Wednesday, January 06, 2010

Introduction (1) – the point of view

"To find a congenial subject, and to express that subject as lucidly, as sincerely, as frankly as possible, appears to me to be the most delightful occupation in the world."

AC Benson, "From a College Window" (1906) p 208

Benson's subject was human nature, and this book is required reading for any educated person. My congenial subject is criminal law, and my highly technical approach to it will be of interest to only a few. I have tried here to describe its recent developments lucidly and sincerely, but not necessarily as frankly as I could have. This is not the occasion for absolute frankness, for the law of contempt must be borne in mind, and it is more sensible to confine myself to the "delightful occupation" of attaining mastery of the subject. But first things first. What do some of western civilisation's really wise guys have to say about tackling a subject? Schopenhauer described the process of attaining mastery:

"... only through ordering what you know by comparing every truth with every other truth can you take complete possession of your knowledge and get it into your power. You can think about only what you know, so you ought to learn something; on the other hand, you can only know what you have thought about."
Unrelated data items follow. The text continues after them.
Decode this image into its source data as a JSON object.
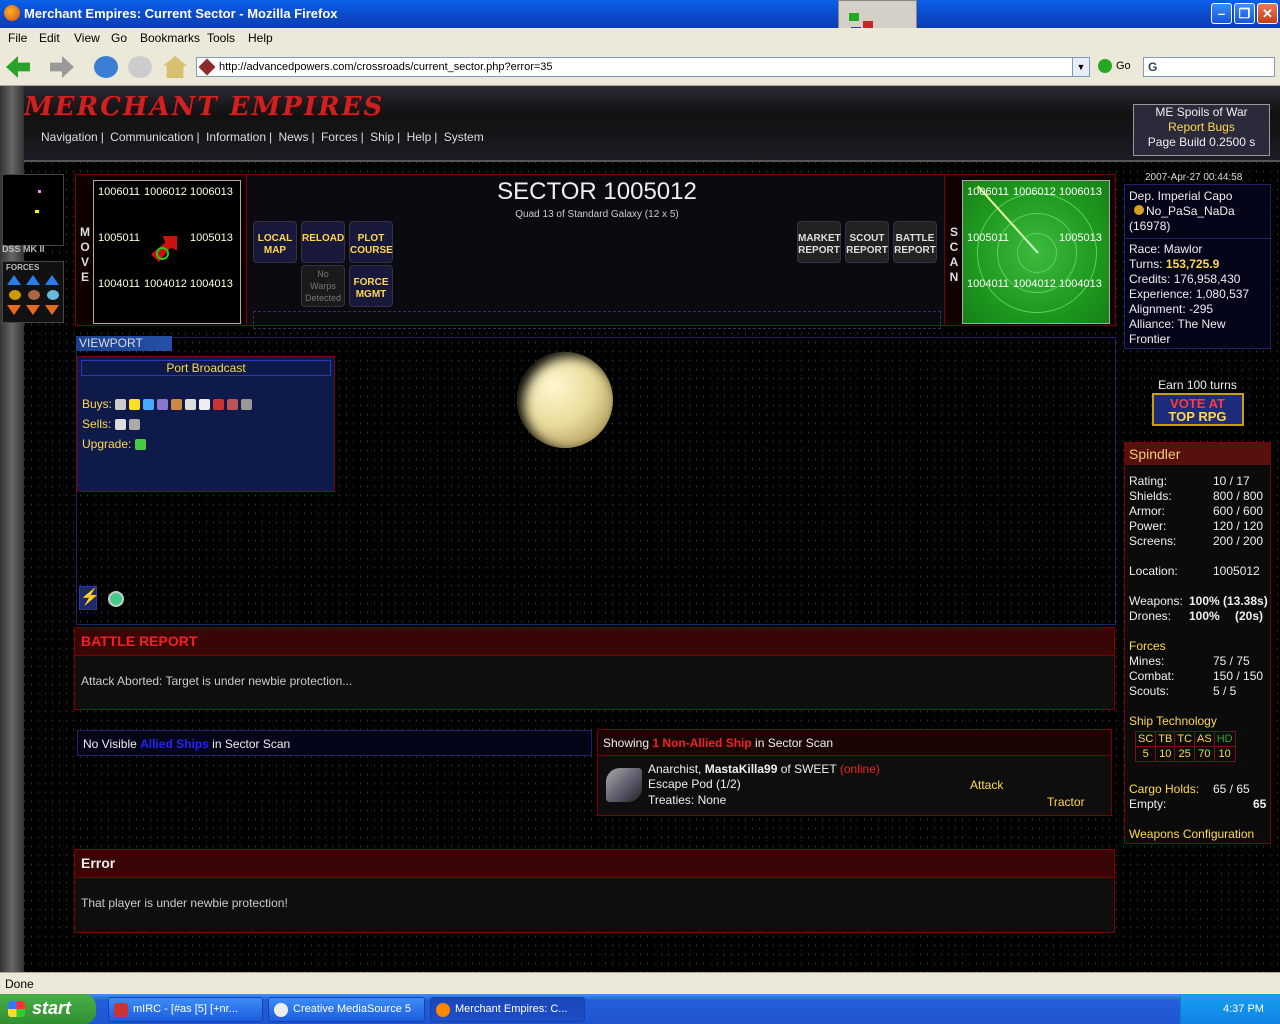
{
  "window": {
    "title": "Merchant Empires: Current Sector - Mozilla Firefox"
  },
  "menubar": [
    "File",
    "Edit",
    "View",
    "Go",
    "Bookmarks",
    "Tools",
    "Help"
  ],
  "toolbar": {
    "url": "http://advancedpowers.com/crossroads/current_sector.php?error=35",
    "go": "Go",
    "search": "G"
  },
  "game": {
    "logo": "MERCHANT EMPIRES",
    "nav": [
      "Navigation",
      "Communication",
      "Information",
      "News",
      "Forces",
      "Ship",
      "Help",
      "System"
    ],
    "topright": {
      "line1": "ME Spoils of War",
      "line2": "Report Bugs",
      "line3": "Page Build 0.2500 s"
    },
    "ship_label": "DSS MK II",
    "forces_label": "FORCES",
    "move": {
      "word": "MOVE",
      "cells": {
        "nw": "1006011",
        "n": "1006012",
        "ne": "1006013",
        "w": "1005011",
        "e": "1005013",
        "sw": "1004011",
        "s": "1004012",
        "se": "1004013"
      }
    },
    "sector": {
      "title": "SECTOR 1005012",
      "subtitle": "Quad 13 of Standard Galaxy (12 x 5)"
    },
    "buttons": {
      "local_map": [
        "LOCAL",
        "MAP"
      ],
      "reload": [
        "RELOAD",
        ""
      ],
      "plot_course": [
        "PLOT",
        "COURSE"
      ],
      "no_warps": [
        "No",
        "Warps",
        "Detected"
      ],
      "force_mgmt": [
        "FORCE",
        "MGMT"
      ],
      "market": [
        "MARKET",
        "REPORT"
      ],
      "scout": [
        "SCOUT",
        "REPORT"
      ],
      "battle": [
        "BATTLE",
        "REPORT"
      ]
    },
    "scan": {
      "word": "SCAN",
      "cells": {
        "nw": "1006011",
        "n": "1006012",
        "ne": "1006013",
        "w": "1005011",
        "e": "1005013",
        "sw": "1004011",
        "s": "1004012",
        "se": "1004013"
      }
    },
    "timestamp": "2007-Apr-27 00:44:58",
    "character": {
      "rank": "Dep. Imperial Capo",
      "name": "No_PaSa_NaDa",
      "id": "(16978)",
      "race_label": "Race:",
      "race": "Mawlor",
      "turns_label": "Turns:",
      "turns": "153,725.9",
      "credits_label": "Credits:",
      "credits": "176,958,430",
      "exp_label": "Experience:",
      "exp": "1,080,537",
      "align_label": "Alignment:",
      "align": "-295",
      "alliance_label": "Alliance:",
      "alliance": "The New Frontier"
    },
    "vote": {
      "label": "Earn 100 turns",
      "btn1": "VOTE AT",
      "btn2": "TOP RPG"
    },
    "ship": {
      "name": "Spindler",
      "rating_l": "Rating:",
      "rating": "10 / 17",
      "shields_l": "Shields:",
      "shields": "800 / 800",
      "armor_l": "Armor:",
      "armor": "600 / 600",
      "power_l": "Power:",
      "power": "120 / 120",
      "screens_l": "Screens:",
      "screens": "200 / 200",
      "location_l": "Location:",
      "location": "1005012",
      "weapons_l": "Weapons:",
      "weapons": "100%",
      "weapons_t": "(13.38s)",
      "drones_l": "Drones:",
      "drones": "100%",
      "drones_t": "(20s)",
      "forces_h": "Forces",
      "mines_l": "Mines:",
      "mines": "75 / 75",
      "combat_l": "Combat:",
      "combat": "150 / 150",
      "scouts_l": "Scouts:",
      "scouts": "5 / 5",
      "tech_h": "Ship Technology",
      "tech": [
        {
          "k": "SC",
          "v": "5"
        },
        {
          "k": "TB",
          "v": "10"
        },
        {
          "k": "TC",
          "v": "25"
        },
        {
          "k": "AS",
          "v": "70"
        },
        {
          "k": "HD",
          "v": "10"
        }
      ],
      "cargo_l": "Cargo Holds:",
      "cargo": "65 / 65",
      "empty_l": "Empty:",
      "empty": "65",
      "weapons_cfg": "Weapons Configuration"
    },
    "viewport": {
      "tab": "VIEWPORT",
      "port_title": "Port Broadcast",
      "buys": "Buys:",
      "sells": "Sells:",
      "upgrade": "Upgrade:"
    },
    "battle_report": {
      "title": "BATTLE REPORT",
      "text": "Attack Aborted: Target is under newbie protection..."
    },
    "allied": {
      "pre": "No Visible ",
      "link": "Allied Ships",
      "post": " in Sector Scan"
    },
    "nonallied": {
      "pre": "Showing ",
      "link": "1 Non-Allied Ship",
      "post": " in Sector Scan",
      "race": "Anarchist, ",
      "player": "MastaKilla99",
      "of": " of SWEET ",
      "online": "(online)",
      "ship": "Escape Pod (1/2)",
      "treaties": "Treaties: None",
      "attack": "Attack",
      "tractor": "Tractor"
    },
    "error": {
      "title": "Error",
      "text": "That player is under newbie protection!"
    }
  },
  "statusbar": "Done",
  "taskbar": {
    "start": "start",
    "tasks": [
      "mIRC - [#as [5] [+nr...",
      "Creative MediaSource 5",
      "Merchant Empires: C..."
    ],
    "clock": "4:37 PM"
  }
}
A Schopenhauer, "On thinking for yourself" in Essays and Aphorisms (trans.RJ Hollingdale, Penguin Classics 1970) p 89

My aim is to learn what judges have said about the law, to think about those dicta, and to compare the emergent "truths" in order to make the subject mine. In considering the opinions of judges it is more important to be sincere – that is, honest - and respectful than it is to be frank.

"One of the many excellent customs of our ancestors was their invariably respectful treatment of experts in the interpretation of our excellent law."
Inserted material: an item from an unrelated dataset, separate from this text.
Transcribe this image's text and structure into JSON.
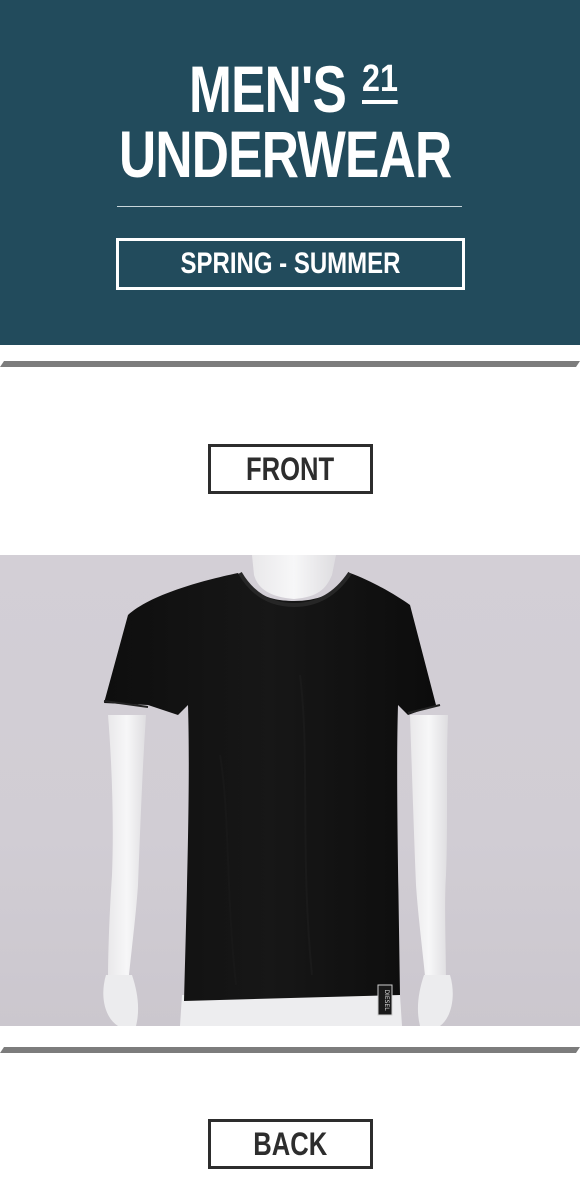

Cicero, "On Duties (II)", in Cicero: On the Good Life (trans. Michael Grant, Penguin Classics 1971) p 156.

Cicero also said, controversially, that it is more honourable for a lawyer to defend than to prosecute (ibid, p 145). My opinion is that when they are done properly both prosecuting and defending are equally honourable. Neither role necessarily requires frankness but both involve respect. It is apt to consider Montaigne's observation:

"It suits our imagination better to think of a craftsman on the close-stool or on top of his wife, than of a Chief Justice, venerable for his bearing and his talents, in the same position."
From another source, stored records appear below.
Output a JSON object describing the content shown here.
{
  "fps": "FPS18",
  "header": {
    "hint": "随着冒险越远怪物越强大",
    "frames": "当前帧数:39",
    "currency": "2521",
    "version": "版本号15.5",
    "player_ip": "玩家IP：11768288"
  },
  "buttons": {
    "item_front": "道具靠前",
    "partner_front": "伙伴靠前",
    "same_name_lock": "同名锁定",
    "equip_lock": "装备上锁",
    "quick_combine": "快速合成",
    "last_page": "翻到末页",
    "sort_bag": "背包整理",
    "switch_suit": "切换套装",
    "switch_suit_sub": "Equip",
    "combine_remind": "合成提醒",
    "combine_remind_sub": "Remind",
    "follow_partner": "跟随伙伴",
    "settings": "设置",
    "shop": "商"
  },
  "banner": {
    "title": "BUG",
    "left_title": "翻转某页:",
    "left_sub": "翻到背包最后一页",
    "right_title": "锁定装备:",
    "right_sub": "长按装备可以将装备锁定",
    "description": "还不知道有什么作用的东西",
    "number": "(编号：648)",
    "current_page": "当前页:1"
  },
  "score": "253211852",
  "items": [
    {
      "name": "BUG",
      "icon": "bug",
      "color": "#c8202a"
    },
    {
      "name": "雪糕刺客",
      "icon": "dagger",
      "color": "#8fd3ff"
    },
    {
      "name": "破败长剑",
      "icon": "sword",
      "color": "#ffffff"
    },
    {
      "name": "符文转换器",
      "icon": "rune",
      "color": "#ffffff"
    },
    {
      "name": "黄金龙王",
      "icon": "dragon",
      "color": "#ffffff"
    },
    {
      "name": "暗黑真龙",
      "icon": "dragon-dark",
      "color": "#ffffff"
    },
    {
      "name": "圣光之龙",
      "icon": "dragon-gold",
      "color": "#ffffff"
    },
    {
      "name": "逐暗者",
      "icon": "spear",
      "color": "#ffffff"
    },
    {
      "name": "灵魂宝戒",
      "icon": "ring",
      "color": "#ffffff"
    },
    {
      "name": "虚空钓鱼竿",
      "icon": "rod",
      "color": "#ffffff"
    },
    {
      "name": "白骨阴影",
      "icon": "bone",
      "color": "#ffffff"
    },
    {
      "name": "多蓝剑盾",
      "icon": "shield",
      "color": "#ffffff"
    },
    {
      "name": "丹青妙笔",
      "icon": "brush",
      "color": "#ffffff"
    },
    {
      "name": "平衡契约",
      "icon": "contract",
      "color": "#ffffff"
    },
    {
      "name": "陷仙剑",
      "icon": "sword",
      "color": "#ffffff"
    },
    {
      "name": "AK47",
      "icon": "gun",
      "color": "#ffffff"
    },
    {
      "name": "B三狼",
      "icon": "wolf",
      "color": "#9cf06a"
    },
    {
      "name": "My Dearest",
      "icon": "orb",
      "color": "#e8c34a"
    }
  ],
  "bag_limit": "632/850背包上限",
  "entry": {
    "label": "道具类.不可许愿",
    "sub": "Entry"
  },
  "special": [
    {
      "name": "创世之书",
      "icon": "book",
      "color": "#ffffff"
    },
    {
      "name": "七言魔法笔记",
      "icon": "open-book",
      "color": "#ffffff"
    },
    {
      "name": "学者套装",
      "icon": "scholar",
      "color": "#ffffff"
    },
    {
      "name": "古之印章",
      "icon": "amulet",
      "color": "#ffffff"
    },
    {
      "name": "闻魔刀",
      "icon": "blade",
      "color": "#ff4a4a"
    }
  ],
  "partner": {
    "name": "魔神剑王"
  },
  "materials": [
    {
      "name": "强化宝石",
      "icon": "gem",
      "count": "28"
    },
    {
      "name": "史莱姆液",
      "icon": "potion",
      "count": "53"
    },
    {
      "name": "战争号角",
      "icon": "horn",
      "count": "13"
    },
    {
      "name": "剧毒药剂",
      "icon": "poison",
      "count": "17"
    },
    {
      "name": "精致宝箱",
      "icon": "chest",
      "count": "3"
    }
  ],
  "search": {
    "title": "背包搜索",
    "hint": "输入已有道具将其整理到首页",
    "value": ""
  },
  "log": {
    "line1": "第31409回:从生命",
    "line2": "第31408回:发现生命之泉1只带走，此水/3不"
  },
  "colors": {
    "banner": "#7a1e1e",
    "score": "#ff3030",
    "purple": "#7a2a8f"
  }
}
Michel de Montaigne, "On Repentance", in Essays (trans. JM Cohen, Penguin Books 1958) p 241.

Yes, judges defecate and copulate, some perhaps not as much as they should, but I am not here concerned with judges as people. I do not aim to inquire into whatever intrigues and stratagems may be found between the lines of their decisions. At the same time, I am not a naive toady. Like Schopenhauer (above, p 218), I concede a superior judgment to nobody. And the application of that judgment to the work of judges is an intense intellectual exercise, and like all such exercises is "the most wonderful spiritual nourishment in the world" (Cicero, "Discussions at Tusculum V", above p 87).